The Hertie School (Berlin), Sciences Po Paris, and LUISS (Rome), in cooperation with King’s College (London), aim to educate a new generation of policy-makers and public managers by offering a European public policy and management programme called European Capitals. This programme is intended for executives and high potentials who aspire to become effective, outward-oriented and visionary leaders. It is designed to help them learn from other countries’ policy and management experience and to address the main challenges they are facing.
Despite their long-standing participation in the EU and the fact that all are parliamentary democracies, France, Germany, Italy and the United Kingdom display strong differences as far as the functioning of government is concerned. Participation in EU-level coordination is limited to a thin layer of internationalized civil servants whereas the bulk of government bodies remain immersed in legal, institutional and intellectual contexts that remain deeply national.
Leadership and management processes also differ quite substantially. In consequence, the vast majority of top-level civil servants lack familiarity with the policy conversation and even more with the policy culture of the neighbouring countries. This results in excessive isolation and a lack of cross-country fertilisation, as well as in obstacles to European coordination.
This has become more of a concern recently, as policy preparation and coordination within the EU has become more intergovernmental. European government bodies cannot anymore limit themselves to being knowledgeable on the way “Brussels” and the EU institutions work and they cannot rely solely on initiatives from the EU. Current and future leaders need first-hand experience of how other countries work and modernise.
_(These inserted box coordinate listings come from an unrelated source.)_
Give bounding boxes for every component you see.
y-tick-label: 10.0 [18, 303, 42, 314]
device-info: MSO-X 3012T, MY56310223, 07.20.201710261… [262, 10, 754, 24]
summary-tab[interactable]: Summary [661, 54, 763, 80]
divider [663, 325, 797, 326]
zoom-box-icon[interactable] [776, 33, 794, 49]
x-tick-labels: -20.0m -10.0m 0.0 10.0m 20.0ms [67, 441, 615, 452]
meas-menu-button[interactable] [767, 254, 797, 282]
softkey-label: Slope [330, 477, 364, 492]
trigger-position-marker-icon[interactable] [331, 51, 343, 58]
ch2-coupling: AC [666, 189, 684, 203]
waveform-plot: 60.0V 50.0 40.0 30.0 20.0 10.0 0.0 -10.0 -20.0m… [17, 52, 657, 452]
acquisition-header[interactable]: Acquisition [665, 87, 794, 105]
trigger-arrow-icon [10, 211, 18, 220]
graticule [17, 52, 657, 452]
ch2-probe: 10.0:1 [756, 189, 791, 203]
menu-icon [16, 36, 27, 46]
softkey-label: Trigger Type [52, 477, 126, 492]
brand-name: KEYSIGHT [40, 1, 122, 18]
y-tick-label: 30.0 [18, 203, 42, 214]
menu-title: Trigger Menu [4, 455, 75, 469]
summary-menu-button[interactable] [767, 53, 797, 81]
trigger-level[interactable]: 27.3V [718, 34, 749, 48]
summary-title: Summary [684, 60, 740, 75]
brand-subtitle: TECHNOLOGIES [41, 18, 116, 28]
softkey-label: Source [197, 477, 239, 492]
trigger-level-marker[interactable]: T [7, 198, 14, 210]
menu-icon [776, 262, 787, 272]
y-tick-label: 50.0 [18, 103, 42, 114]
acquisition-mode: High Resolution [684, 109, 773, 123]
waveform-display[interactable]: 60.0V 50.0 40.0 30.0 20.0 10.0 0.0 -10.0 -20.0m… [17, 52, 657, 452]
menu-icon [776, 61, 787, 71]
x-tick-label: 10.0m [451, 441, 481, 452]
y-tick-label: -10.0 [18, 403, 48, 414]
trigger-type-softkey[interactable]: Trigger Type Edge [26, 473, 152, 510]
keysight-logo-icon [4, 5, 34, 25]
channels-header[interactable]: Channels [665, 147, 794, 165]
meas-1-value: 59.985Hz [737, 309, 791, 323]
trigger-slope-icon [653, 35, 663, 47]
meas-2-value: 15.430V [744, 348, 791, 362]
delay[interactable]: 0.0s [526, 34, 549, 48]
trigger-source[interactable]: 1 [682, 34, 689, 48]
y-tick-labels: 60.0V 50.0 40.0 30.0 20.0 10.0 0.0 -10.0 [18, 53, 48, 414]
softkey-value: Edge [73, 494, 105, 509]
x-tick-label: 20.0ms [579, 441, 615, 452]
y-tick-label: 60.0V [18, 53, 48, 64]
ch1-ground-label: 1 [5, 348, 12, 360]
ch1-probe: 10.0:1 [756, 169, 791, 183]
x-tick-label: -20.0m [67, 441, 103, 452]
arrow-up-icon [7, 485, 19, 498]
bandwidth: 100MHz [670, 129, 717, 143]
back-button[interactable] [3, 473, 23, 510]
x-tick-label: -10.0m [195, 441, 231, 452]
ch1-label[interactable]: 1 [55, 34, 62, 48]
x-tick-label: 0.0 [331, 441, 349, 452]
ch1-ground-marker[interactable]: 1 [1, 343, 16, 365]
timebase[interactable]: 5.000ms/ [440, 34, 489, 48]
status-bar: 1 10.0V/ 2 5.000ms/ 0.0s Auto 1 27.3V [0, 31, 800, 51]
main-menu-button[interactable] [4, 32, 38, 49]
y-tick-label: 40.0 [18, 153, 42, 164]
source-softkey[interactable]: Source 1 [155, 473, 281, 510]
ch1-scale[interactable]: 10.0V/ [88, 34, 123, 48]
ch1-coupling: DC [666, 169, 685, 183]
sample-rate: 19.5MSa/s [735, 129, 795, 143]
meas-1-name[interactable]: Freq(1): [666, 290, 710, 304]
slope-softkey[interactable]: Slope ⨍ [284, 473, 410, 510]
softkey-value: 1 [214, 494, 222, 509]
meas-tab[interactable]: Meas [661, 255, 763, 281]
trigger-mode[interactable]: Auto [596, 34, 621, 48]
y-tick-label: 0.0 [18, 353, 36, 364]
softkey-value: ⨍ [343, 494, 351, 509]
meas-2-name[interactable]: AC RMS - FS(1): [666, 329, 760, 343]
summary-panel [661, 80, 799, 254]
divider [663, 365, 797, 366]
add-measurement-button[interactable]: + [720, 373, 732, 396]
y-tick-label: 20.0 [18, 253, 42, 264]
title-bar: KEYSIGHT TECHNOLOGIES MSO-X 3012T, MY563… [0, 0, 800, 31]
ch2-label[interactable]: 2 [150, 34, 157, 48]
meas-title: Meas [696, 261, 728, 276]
Government executives therefore need to be prepared for dealing with their counterparts in Paris, Berlin, Rome, and also in London: the United Kingdom might exit the EU but will remain a crucial partner and, for the very reason of the looming Brexit, will require European counterparts to be all the more insightful about Westminster during and after the negotiations to come.
The programme contributes to building a pan-European network of future leaders by:
- Sharing the best public management practices and providing evidence-based policy reforms from the participating countries
- Focusing on frontier issues and the emerging challenges all public and private organizations have to deal with, but still struggle to address;
- Building on the skills of the participants to turn the programme into a cross-country management and policy lab.